As usually happens when the renal fellows help with the medical student nephrology block, I found myself confronted last week with questions I couldn’t answer. One involved the pathophysiology of posterior urethral valves (PUV), which came up in a clinical case. In case there are other fellows who, like me, tend to avoid postrenal conditions in favor of studying more glamorous parenchymal diseases, here is a short primer on PUVS.
In some senses, the name PUV is a misnomer, since using the word valve implies that there exists a functional valve somewhere, which in this case is dysfunctional. The “valve” in PUV is actually an overgrowth of urethral tissue that forms a membranous barrier to antegrade urine flow. Current thinking is that PUVs form in the embryonic period when there is abnormal integration of the mesonephric ducts into the posterior urethra.
There are three main types of PUVs, of which Type 1 comprises over 95% of cases. Ridges of membrane develop from the floor of the urethra, which then form membranous fins and extend anteriorly. You can see a good illustration of this on the right.
There is some debate as to whether there is a genetic component to this developmental anomaly, but there are no clear inheritance patterns. PUVs occur in boys only, and have an incidence rate of around 1/8,000 male births, but may be more common given increased likelihood of fetal demise. Clinically, they can be picked up on fetal ultrasound, where hydroureteronephrosis, a distended bladder, and a thickened bladder wall in utero can be seen. Postnatal complications include:
-pulmonary hypoplasia (a result of oligohydramnios)
-renal insufficiency, either due to obstructive uropathy or renal dysplasia
-urinary ascites (where high intraluminal pressure causes urine to extravasate from the kidneys)
In older children with a milder clinical course, voiding dysfunction can also be seen.
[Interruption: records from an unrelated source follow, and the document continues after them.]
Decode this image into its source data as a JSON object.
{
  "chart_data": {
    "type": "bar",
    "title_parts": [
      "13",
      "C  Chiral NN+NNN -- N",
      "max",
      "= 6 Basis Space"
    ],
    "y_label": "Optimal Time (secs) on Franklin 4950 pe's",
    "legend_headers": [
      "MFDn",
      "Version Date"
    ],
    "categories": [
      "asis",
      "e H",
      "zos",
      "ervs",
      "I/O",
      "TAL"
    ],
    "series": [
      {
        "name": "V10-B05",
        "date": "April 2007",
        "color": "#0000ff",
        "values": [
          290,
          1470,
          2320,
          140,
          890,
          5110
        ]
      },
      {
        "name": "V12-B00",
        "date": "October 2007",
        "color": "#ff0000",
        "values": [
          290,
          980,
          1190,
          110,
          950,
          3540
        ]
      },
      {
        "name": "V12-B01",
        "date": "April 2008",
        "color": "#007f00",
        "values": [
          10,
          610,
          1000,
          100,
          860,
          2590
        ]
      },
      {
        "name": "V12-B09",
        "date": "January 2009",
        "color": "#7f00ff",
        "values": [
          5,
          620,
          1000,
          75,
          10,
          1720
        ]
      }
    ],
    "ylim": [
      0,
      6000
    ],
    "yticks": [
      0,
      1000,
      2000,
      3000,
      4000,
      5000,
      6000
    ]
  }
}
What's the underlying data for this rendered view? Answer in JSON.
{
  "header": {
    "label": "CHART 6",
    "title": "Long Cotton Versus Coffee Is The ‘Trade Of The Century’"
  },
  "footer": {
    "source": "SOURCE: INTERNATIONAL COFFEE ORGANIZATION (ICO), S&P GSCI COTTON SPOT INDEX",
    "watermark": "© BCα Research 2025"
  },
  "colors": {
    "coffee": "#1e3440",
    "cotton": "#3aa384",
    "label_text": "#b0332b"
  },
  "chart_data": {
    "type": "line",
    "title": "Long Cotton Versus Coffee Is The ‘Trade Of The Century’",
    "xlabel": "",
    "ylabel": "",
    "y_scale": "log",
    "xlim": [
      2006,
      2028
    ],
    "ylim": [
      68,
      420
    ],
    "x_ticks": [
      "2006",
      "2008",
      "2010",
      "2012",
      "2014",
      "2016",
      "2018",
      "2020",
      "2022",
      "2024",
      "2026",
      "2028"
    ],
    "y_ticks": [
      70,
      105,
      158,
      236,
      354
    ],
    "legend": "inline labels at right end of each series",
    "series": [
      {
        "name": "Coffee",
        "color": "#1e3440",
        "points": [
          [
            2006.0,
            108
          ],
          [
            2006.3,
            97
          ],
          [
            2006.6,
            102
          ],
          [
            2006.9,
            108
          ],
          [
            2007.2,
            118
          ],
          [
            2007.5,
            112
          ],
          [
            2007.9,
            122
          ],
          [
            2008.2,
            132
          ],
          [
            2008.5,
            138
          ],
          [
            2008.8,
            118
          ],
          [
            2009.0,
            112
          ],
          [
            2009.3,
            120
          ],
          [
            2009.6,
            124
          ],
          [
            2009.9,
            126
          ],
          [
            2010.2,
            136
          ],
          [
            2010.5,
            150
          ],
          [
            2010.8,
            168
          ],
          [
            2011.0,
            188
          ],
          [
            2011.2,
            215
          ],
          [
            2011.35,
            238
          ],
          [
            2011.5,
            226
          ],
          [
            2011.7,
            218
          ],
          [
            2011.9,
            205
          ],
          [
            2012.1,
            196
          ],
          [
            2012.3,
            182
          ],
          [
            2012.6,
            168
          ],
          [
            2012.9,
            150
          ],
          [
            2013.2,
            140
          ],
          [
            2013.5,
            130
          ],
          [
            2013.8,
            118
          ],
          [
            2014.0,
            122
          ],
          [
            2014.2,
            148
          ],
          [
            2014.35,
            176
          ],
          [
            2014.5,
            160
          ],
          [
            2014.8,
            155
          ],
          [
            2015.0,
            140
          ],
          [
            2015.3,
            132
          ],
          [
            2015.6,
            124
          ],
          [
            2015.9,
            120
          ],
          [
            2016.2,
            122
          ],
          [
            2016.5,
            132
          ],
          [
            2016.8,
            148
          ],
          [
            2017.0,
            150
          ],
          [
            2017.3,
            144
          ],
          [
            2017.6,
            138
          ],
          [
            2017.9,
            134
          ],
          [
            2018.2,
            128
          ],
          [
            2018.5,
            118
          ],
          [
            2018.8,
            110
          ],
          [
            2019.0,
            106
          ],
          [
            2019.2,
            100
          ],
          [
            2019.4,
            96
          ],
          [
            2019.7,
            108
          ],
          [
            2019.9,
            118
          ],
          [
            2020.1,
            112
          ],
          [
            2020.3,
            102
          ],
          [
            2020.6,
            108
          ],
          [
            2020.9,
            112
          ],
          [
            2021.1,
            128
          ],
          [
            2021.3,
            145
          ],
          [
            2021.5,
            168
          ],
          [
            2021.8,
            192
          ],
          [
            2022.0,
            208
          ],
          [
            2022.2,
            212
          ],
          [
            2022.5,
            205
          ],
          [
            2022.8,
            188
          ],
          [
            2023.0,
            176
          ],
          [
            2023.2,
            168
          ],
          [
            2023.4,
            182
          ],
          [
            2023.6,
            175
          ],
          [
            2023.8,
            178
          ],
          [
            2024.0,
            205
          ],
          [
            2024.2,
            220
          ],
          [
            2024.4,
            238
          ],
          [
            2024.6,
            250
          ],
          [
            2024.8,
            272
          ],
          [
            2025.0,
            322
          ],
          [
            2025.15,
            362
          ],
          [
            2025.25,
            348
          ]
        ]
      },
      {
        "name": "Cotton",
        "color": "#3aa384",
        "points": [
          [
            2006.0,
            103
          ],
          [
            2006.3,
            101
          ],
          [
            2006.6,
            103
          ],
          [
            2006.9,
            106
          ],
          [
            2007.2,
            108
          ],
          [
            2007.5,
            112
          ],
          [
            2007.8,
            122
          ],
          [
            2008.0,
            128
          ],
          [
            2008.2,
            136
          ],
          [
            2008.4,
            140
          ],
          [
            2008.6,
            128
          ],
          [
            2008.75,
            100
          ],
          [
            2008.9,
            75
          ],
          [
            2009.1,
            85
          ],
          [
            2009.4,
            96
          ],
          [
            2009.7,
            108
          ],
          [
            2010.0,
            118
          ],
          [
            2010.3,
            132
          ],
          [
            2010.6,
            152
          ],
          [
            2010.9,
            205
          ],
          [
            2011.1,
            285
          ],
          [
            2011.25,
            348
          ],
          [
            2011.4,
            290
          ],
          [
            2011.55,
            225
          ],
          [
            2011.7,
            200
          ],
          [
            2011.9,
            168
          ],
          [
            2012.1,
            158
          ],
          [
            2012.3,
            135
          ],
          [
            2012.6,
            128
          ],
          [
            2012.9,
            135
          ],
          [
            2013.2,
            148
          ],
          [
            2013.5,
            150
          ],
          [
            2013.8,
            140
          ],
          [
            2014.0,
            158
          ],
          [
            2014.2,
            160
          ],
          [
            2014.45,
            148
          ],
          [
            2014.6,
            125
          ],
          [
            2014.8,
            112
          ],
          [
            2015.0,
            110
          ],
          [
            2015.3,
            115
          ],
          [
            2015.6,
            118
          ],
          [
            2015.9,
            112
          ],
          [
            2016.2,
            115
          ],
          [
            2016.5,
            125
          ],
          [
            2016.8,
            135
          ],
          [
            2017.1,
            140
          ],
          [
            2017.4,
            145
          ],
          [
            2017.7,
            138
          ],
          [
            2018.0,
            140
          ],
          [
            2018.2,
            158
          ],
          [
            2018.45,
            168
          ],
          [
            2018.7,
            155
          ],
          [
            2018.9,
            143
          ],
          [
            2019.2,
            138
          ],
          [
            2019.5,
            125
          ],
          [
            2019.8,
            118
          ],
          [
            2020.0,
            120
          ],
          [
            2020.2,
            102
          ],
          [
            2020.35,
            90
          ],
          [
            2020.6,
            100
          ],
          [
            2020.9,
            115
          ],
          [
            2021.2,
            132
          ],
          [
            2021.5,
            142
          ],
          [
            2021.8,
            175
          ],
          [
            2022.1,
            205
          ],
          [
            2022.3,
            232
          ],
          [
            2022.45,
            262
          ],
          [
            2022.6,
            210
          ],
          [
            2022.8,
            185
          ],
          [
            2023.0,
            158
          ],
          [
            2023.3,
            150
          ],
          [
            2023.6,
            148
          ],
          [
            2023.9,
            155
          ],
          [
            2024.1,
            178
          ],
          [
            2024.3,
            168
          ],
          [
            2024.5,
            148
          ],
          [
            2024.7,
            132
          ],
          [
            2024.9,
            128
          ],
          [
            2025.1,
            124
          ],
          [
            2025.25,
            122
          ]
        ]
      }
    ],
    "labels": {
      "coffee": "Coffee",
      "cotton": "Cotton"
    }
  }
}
Definitive diagnosis is by VCUG, where bladder thickening, urethral dilation and severe vesicoureteral reflux are seen. Ultrasound may show hydronephrosis and possibly increased renal echogenicity. Treatment is initially to drain the bladder, and after medical stabilization, valve ablation. Long-term followup with urology, to address issues of chronic voiding dysfunction or incontinence, may be necessary. And for any irreversible kidney damage after relief of obstruction, enter the nephrologists.